Income Inequality and the Global Economy

An unfortunate fact in the world today is that women earn less money than men, have less workplace stability, and have the least participation in the workforce. Recent statistics have indicated that women make up to 60% of the global working poor and they earn an average of 10% to 30% less than their male counterparts in comparable jobs. A recent report by the non-governmental organization ActionAid indicates that economic inequality brought about by gender disparity costs the world economy a tune of 9 trillion US Dollars annually.  This enormous figure not only drags down the economic opportunities for women in the developing world, but also stagnates economic growth.

One of the greatest contributors to income inequality is the fact that mothers and wives naturally play a greater role in homemaking. However, the work these women do at home (preparing food, cleaning, nurturing children to maturity) often goes unnoticed and certainly unpaid. These tasks end up consuming the most productive years of a women’s life by removing them from active participation and influence in the nation and workforce.

Fortunately, global initiatives, such as those set forth by Agile International to empower women and girls in Africa, are taking place that to help ensure a positive future for the women of the developing world. Developing nations can learn from the projects currently underway in West Africa courtesy of Agile International. Land is indisputably one of the most valuable assets among humanity today. If more land is made available to women, and girls are given an equal opportunity in school like their male counterparts, the $9 trillion lost annually could be turned into a gain on the global economy. Africa for example, has vast idle lands and many untapped natural resources.
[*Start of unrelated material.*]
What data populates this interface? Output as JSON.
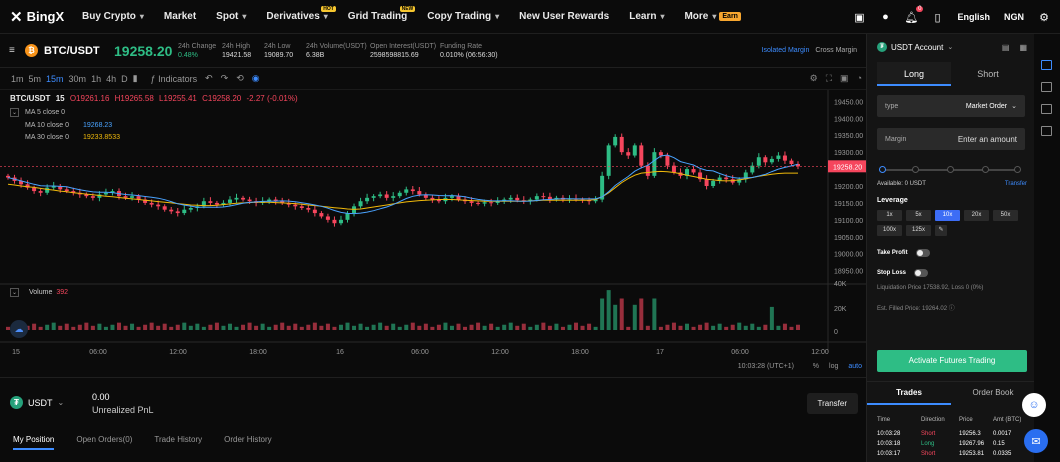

With an estimated population of 1 billion and women constituting 52% of that figure, a united revolution of empowering women will catapult the continent to abundant riches and leave a considerable impact on the global economy.

Income inequality is therefore not just an economic issue but one also deeply rooted in social and political foundations. For example, many nations in Africa still hold the perception that women are better placed to be housewives and mothers rather than being working professionals alongside the their male counterparts. These perceptions become entangled with the political efforts to streamline laws and protect the rights of women and girls. This is happening in some countries like Kenya, where laws have been set up to make primary and secondary education compulsory and free. Kenya has also set up a commission to sensitize cultural communities against practices such as Female Genital Mutilation (FGM). This commission is a great advancement in ensuring that teenage girls coming from rural communities do not miss or drop out of school due to these outmoded practices, another being early marriages.

In conclusion, income inequality will continue to affect the global economy as long as governments and organizations fail to focus on the empowerment of women to facilitate gender equality. Still, there is a beacon of hope with focused organizations, such as Agile International, that are spearheading crucial initiatives towards women empowerment.